Dados oficiais divulgados pelo governo mostram que a taxa de fecundidade total, número médio de filhos que uma mulher terá ao longo da vida, subiu para 0,80 no ano passado, contra 0,75 em 2024 e o mínimo histórico de 0,72 em 2023.
O total de nascimentos atingiu 254,5 mil, uma alta de 6,8% em relação ao ano anterior e o maior número desde 2021.
Apesar desse avanço, o índice ainda permanece muito abaixo do nível de reposição populacional, estimado em 2,1 filhos por mulher, insuficiente para manter o tamanho da população sem a entrada de imigrantes.
Especialistas destacam que o aumento recente está ligado a dois fatores principais. Primeiro, a recuperação nas taxas de casamento após a pandemia, que trouxe estabilidade social e favoreceu decisões de ter filhos.
Segundo, a presença de uma coorte relativamente grande de mulheres nascidas no início dos anos 1990, agora na faixa etária de maior fertilidade.
Pesquisadores alertam, no entanto, que mulheres nascidas nos anos 2000 formam um grupo menor.
Isso significa que, mesmo com um aumento da taxa para 1,27, a projeção de médio prazo do governo, a população sul-coreana deve cair cerca de 10 milhões até 2067, evidenciando que a elevação temporária dos nascimentos não reverte a trajetória de declínio populacional.
O aumento nos nascimentos também se reflete em mudanças de comportamento social.
A percepção sobre casamento e maternidade tem se tornado mais positiva, e a aceitação de filhos fora do casamento, historicamente tabu, cresceu ligeiramente.
Em 2024, 5,8% das crianças nasceram fora da união formal, contra 4,7% no ano anterior.
Ainda assim, desafios estruturais persistem: altos custos de moradia, insegurança no mercado de trabalho, urbanização intensa e cultura de maternidade exigente levam muitos jovens a adiar casamento e filhos ou a optar por ter menos crianças.

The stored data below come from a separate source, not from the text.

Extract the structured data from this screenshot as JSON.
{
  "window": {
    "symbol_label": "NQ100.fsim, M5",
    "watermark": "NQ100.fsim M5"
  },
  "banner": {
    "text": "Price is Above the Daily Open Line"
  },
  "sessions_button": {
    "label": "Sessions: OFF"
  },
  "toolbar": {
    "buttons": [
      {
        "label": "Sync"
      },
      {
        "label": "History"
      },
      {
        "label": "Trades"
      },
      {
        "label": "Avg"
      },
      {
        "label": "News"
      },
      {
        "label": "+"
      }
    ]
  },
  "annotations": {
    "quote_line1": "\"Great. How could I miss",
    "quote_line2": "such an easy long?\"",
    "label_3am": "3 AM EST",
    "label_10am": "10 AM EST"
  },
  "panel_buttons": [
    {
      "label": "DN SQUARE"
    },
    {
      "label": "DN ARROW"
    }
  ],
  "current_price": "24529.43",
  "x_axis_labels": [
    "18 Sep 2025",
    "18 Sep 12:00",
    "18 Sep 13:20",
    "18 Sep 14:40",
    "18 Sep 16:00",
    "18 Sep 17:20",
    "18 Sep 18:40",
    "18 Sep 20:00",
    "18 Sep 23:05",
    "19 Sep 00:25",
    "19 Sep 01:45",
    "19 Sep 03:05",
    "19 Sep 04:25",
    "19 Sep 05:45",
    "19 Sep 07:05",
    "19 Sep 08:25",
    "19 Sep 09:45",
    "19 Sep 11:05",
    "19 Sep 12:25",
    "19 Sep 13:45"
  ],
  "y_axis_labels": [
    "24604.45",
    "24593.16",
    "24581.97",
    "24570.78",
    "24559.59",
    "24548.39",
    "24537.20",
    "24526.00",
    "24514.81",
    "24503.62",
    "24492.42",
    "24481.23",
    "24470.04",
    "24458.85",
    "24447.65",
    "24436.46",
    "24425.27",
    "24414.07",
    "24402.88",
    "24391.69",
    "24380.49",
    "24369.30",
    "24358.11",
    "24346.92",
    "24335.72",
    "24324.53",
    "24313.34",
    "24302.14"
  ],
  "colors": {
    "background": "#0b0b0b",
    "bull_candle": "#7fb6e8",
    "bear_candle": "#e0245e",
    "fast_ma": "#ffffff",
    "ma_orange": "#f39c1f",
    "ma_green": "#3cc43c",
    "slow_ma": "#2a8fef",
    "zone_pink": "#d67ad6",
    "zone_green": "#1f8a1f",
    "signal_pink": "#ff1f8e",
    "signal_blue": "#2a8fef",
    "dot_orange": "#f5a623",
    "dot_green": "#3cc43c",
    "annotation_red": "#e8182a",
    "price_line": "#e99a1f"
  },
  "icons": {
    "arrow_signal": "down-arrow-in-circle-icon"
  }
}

O governo sul-coreano tem implementado políticas para incentivar a natalidade, incluindo benefícios mensais para famílias com recém-nascidos, expansão de serviços públicos de cuidado infantil, licenças parentais ampliadas, subsídios para fertilização in vitro, incentivos fiscais para jovens casais e apoio habitacional.

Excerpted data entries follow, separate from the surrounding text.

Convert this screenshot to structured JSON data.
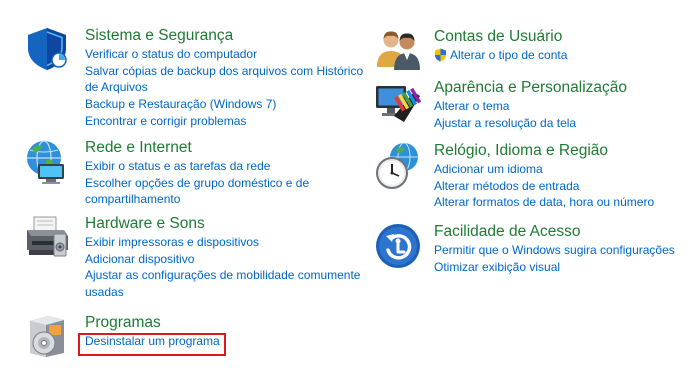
{
  "categories": {
    "sistema": {
      "title": "Sistema e Segurança",
      "icon": "shield-icon",
      "links": [
        "Verificar o status do computador",
        "Salvar cópias de backup dos arquivos com Histórico de Arquivos",
        "Backup e Restauração (Windows 7)",
        "Encontrar e corrigir problemas"
      ]
    },
    "rede": {
      "title": "Rede e Internet",
      "icon": "network-globe-icon",
      "links": [
        "Exibir o status e as tarefas da rede",
        "Escolher opções de grupo doméstico e de compartilhamento"
      ]
    },
    "hardware": {
      "title": "Hardware e Sons",
      "icon": "printer-icon",
      "links": [
        "Exibir impressoras e dispositivos",
        "Adicionar dispositivo",
        "Ajustar as configurações de mobilidade comumente usadas"
      ]
    },
    "programas": {
      "title": "Programas",
      "icon": "programs-disc-icon",
      "links": [
        "Desinstalar um programa"
      ]
    },
    "contas": {
      "title": "Contas de Usuário",
      "icon": "users-icon",
      "links": [
        "Alterar o tipo de conta"
      ]
    },
    "aparencia": {
      "title": "Aparência e Personalização",
      "icon": "display-palette-icon",
      "links": [
        "Alterar o tema",
        "Ajustar a resolução da tela"
      ]
    },
    "relogio": {
      "title": "Relógio, Idioma e Região",
      "icon": "clock-globe-icon",
      "links": [
        "Adicionar um idioma",
        "Alterar métodos de entrada",
        "Alterar formatos de data, hora ou número"
      ]
    },
    "facilidade": {
      "title": "Facilidade de Acesso",
      "icon": "ease-of-access-icon",
      "links": [
        "Permitir que o Windows sugira configurações",
        "Otimizar exibição visual"
      ]
    }
  },
  "colors": {
    "title_green": "#1e7b34",
    "link_blue": "#0066cc",
    "highlight_red": "#e0181e"
  }
}
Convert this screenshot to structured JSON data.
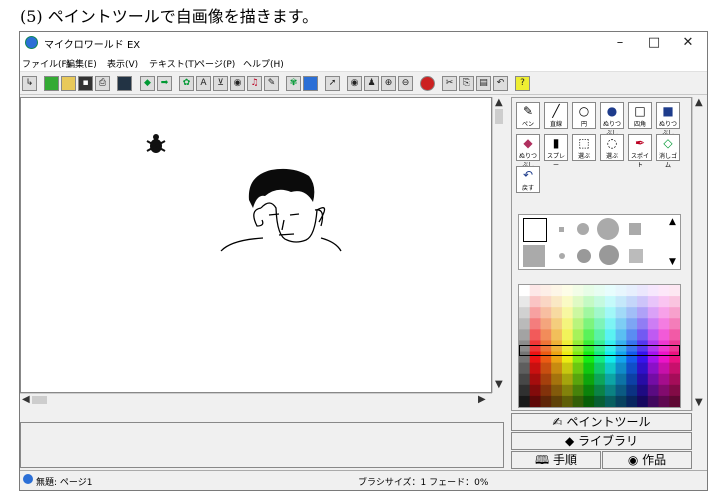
{
  "caption": "(5) ペイントツールで自画像を描きます。",
  "window": {
    "title": "マイクロワールド EX",
    "min": "–",
    "max": "□",
    "close": "✕"
  },
  "menu": [
    {
      "label": "ファイル(F)"
    },
    {
      "label": "編集(E)"
    },
    {
      "label": "表示(V)"
    },
    {
      "label": "テキスト(T)"
    },
    {
      "label": "ページ(P)"
    },
    {
      "label": "ヘルプ(H)"
    }
  ],
  "paint_tools": [
    {
      "label": "ペン",
      "icon": "✎"
    },
    {
      "label": "直線",
      "icon": "╱"
    },
    {
      "label": "円",
      "icon": "○"
    },
    {
      "label": "ぬりつぶし",
      "icon": "●"
    },
    {
      "label": "四角",
      "icon": "□"
    },
    {
      "label": "ぬりつぶし",
      "icon": "■"
    },
    {
      "label": "ぬりつぶし",
      "icon": "◆"
    },
    {
      "label": "スプレー",
      "icon": "▮"
    },
    {
      "label": "選ぶ",
      "icon": "⬚"
    },
    {
      "label": "選ぶ",
      "icon": "◌"
    },
    {
      "label": "スポイト",
      "icon": "✒"
    },
    {
      "label": "消しゴム",
      "icon": "◇"
    },
    {
      "label": "戻す",
      "icon": "↶"
    }
  ],
  "side_tabs": {
    "paint": "ペイントツール",
    "library": "ライブラリ",
    "procedure": "手順",
    "works": "作品"
  },
  "status": {
    "page": "無題: ページ1",
    "brush": "ブラシサイズ：1 フェード：0%"
  },
  "colors": {
    "accent": "#1e3c8c",
    "selection": "#000000"
  }
}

Apesar disso, o número de mortes continua superando o de nascimentos desde 2020, consolidando a Coreia do Sul como uma sociedade “superenvelhecida”, com cerca de 21% da população com 65 anos ou mais.

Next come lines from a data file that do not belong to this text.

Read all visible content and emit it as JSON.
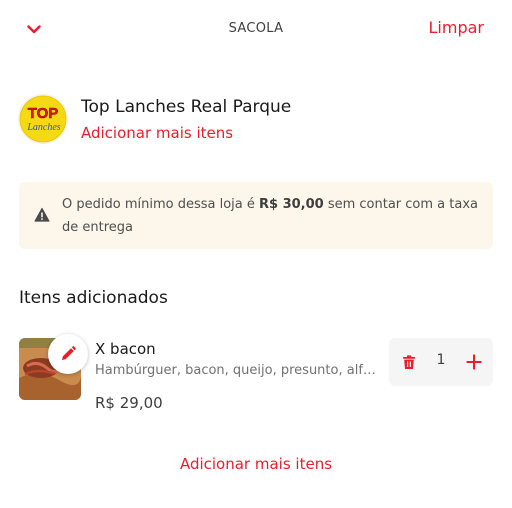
{
  "header": {
    "back_icon": "chevron-down-icon",
    "title": "SACOLA",
    "clear_label": "Limpar"
  },
  "store": {
    "name": "Top Lanches Real Parque",
    "add_more_label": "Adicionar mais itens",
    "logo": {
      "top_text": "TOP",
      "script_text": "Lanches"
    }
  },
  "notice": {
    "icon": "warning-icon",
    "text_before": "O pedido mínimo dessa loja é ",
    "amount": "R$ 30,00",
    "text_after": " sem contar com a taxa de entrega"
  },
  "section_title": "Itens adicionados",
  "item": {
    "name": "X bacon",
    "description": "Hambúrguer, bacon, queijo, presunto, alface, tomate",
    "price": "R$ 29,00",
    "quantity": "1",
    "edit_icon": "pencil-icon",
    "remove_icon": "trash-icon",
    "add_icon": "plus-icon"
  },
  "footer": {
    "add_more_label": "Adicionar mais itens"
  },
  "colors": {
    "accent": "#ea1d2c",
    "notice_bg": "#fdf6ea",
    "stepper_bg": "#f5f5f5",
    "text_dark": "#1a1a1a",
    "text_muted": "#717171"
  }
}
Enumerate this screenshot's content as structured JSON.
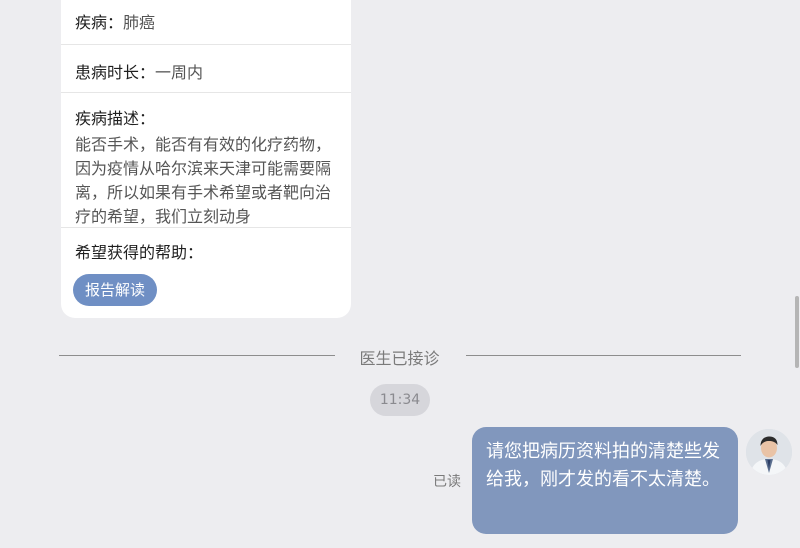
{
  "card": {
    "disease_label": "疾病：",
    "disease_value": "肺癌",
    "duration_label": "患病时长：",
    "duration_value": "一周内",
    "description_label": "疾病描述：",
    "description_text": "能否手术，能否有有效的化疗药物，因为疫情从哈尔滨来天津可能需要隔离，所以如果有手术希望或者靶向治疗的希望，我们立刻动身",
    "help_label": "希望获得的帮助：",
    "help_tag": "报告解读"
  },
  "system_notice": "医生已接诊",
  "timestamp": "11:34",
  "message": {
    "read_status": "已读",
    "text": "请您把病历资料拍的清楚些发给我，刚才发的看不太清楚。"
  },
  "colors": {
    "background": "#ededf0",
    "bubble": "#8197bd",
    "tag": "#6f8fc4"
  }
}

O impacto sobre a previdência social é significativo, considerando que o National Pension Service, terceiro maior fundo de pensão do mundo, deve se esgotar até 2065 se a tendência persistir.
Demógrafos alertam que o aumento recente é temporário e que a população poderá enfrentar um novo “penhasco” demográfico na década de 2030, quando a coorte de mulheres em idade fértil diminuir.
Para sustentar o país, especialistas defendem que a Coreia do Sul precise preparar-se para políticas de imigração mais amplas e estruturas que permitam que a população de meia-idade e idosos permaneça economicamente ativa por mais tempo.
Além disso, fatores como insegurança no emprego, alto custo de moradia, concentração urbana, competitividade escolar intensa e a cultura de parentalidade rigorosa continuam a desincentivar a maternidade, exigindo soluções que integrem planejamento urbano, políticas trabalhistas e suporte às famílias.